The Court held that in the two statements the Appellant made to PW4 and PW6, the Appellant merely said that he left Ibadan to Lagos on 15th February, 1998 and spent three days; however, they were completely devoid of the crucial particulars that could warrant any investigation by the Police at all. In the circumstance, since the fundamental particulars to enable the defence of alibi to have been properly investigated by the Police were not there, even if there was indeed, failure by the Police to investigate it (which was not the case here), that failure, ipso facto, was not fatal to the prosecution’s case against the Appellant, since the plea or defence was not properly raised as required by the law.

The Court also referred to the evidence of the Appellant’s wife, while testifying in the Appellant’s defence, that she and the Appellant slept together on the night of 15/2/98 to 16/2/98 and the Appellant went to Lagos, but not on that day; and the statement of the Appellant in Exhibit B that he slept inside his house with his wife on 15/2/98 to 16/2/98. The Court held that these pieces of direct, cogent and irresistibly compelling evidence effectively disproved the plea of alibi put up by the Appellant before the trial court that he travelled to Lagos on 15/2/98 and returned to Ibadan on 17/2/98, and the plea was rightly rejected by the two lower courts.

On the 2nd issue, the Court reproduced Section 40 of the Evidence Act, 2011 (then applicable as Section 33 (1) of the Evidence Act 1990) which provides that a statement made by a person as to the cause of his death or circumstances or events which resulted in his eventual death, where such death is in question, is admissible in evidence, where at the time he made the statement, he believed himself to be in danger of approaching or imminent death.

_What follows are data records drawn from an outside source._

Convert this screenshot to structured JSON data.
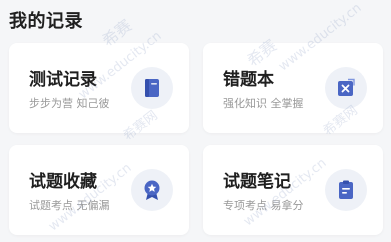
{
  "section_title": "我的记录",
  "cards": [
    {
      "title": "测试记录",
      "subtitle": "步步为营 知己彼",
      "icon": "document-icon"
    },
    {
      "title": "错题本",
      "subtitle": "强化知识 全掌握",
      "icon": "error-book-icon"
    },
    {
      "title": "试题收藏",
      "subtitle": "试题考点 无偏漏",
      "icon": "favorite-badge-icon"
    },
    {
      "title": "试题笔记",
      "subtitle": "专项考点 易拿分",
      "icon": "clipboard-notes-icon"
    }
  ],
  "colors": {
    "accent": "#4a66c4",
    "icon_bg": "#eef1f7",
    "title": "#1f1f1f",
    "subtitle": "#999999",
    "background": "#f5f6f8"
  },
  "watermark": {
    "brand": "希赛",
    "brand_alt": "希赛网",
    "domain": "www.educity.cn"
  }
}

The Court held that the conditions to be satisfied for a statement made by a deceased person to qualify and be admissible in evidence as a dying declaration include: (a) that the maker of the statement must have at time he made the statement, believed himself to be in real danger of imminent death; (b) that the statement must be relevant and admissible as to the cause of the maker’s death or any circumstances of the events which resulted in his death; (c) that the cause of the death of the deceased maker must be in issue at the trial at which the statement is to be proved.

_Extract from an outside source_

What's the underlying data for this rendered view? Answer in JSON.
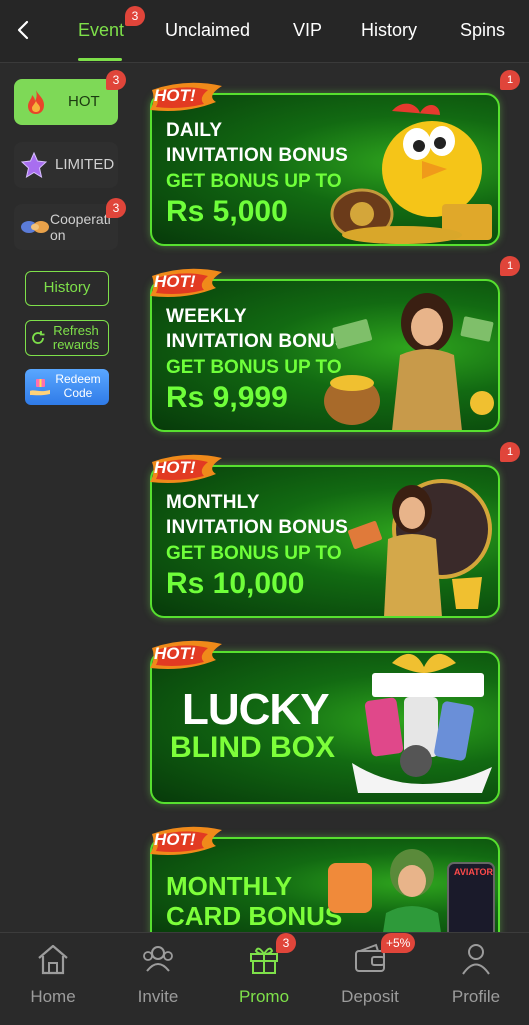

The Court held that the unchallenged evidence of PW1, PW2 and PW3 was that the deceased whom they met lying in a pool of blood with machete cuts all over his body, was repeatedly saying “Kazeem Pele has killed me” in Yoruba language. It was apparent that the statement was made by the deceased in the fear of imminent death, and without any hope of survival. The statement also showed that the deceased knew the Appellant before the incident, and so was not in doubt about the person who inflicted the injuries on him. The Court also held that the statement was in respect of the cause and circumstances of the death of the deceased, and it was tendered at the trial of the Appellant for the murder of the deceased, at which the death of the deceased arose for determination. The trial court was therefore, right to have admitted and relied on the said statement as a dying declaration admissible in evidence, by virtue of the provisions of Section 40 of the Evidence Act. The Court of Appeal also rightly affirmed that position.

Appeal Dismissed.

Representation

B. Ibironke Esq. with K. C. Ezewuzie, Esq. for the Appellant.

A. Sobaloju Esq. for the Respondent.